You will have more in your estate to leave to your family.

If you pass away with debt, your creditors will typically be paid off before any of the estate can be distributed to your family. If the amount owing is large (like it could be if the debt is a mortgage), that might mean very little is left over for your spouse and children. Additionally, if your family is forced to sell your home to pay off the debt, this could add even more stress to an already difficult time.

With creditor life insurance, your debts will be paid off in full and your estate will be preserved for your loved ones.

Getting creditor life insurance is easy.

Some will recommend that you get term life insurance instead of creditor insurance – and in certain circumstances, this can be a good strategy. But term life insurance usually requires a lot of medical questions as well as a paramedical examination. Not to mention, underwriting can take some time.
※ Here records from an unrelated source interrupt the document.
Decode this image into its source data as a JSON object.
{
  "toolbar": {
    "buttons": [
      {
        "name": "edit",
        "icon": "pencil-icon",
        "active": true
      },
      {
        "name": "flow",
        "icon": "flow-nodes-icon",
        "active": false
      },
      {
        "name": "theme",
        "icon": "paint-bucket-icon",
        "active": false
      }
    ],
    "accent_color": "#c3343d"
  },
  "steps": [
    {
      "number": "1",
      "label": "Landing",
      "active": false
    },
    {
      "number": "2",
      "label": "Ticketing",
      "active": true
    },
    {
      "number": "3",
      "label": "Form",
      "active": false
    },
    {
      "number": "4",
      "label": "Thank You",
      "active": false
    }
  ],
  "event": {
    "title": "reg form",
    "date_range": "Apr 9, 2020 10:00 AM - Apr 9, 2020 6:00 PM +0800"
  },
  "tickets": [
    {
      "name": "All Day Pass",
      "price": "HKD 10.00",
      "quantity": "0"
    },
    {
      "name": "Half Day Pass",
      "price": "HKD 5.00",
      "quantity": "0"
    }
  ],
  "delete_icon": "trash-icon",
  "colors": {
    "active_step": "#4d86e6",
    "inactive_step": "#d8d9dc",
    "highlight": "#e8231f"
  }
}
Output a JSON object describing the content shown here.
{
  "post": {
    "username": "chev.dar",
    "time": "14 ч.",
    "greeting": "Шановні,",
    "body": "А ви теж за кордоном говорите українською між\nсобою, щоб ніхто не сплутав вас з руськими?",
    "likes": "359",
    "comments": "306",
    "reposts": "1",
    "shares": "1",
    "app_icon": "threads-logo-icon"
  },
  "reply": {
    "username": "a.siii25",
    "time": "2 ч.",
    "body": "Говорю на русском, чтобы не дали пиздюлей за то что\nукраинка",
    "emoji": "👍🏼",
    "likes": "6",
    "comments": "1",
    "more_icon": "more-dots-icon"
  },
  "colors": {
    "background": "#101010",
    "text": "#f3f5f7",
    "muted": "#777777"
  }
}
So, if you don’t like needles, or if you have conditions that might make getting regular life insurance difficult, or if you just want a process that is fast and easy, then getting creditor life insurance could be the better choice for you.

Most people never take out a mortgage or other loan thinking that they might not live to see the day when it is paid off, but in a world where anything can happen, it is always best to be prepared. With creditor life insurance, you can have the peace of mind that your financial obligations will be met and that no additional strain will be put on your family in the event of an unexpected death.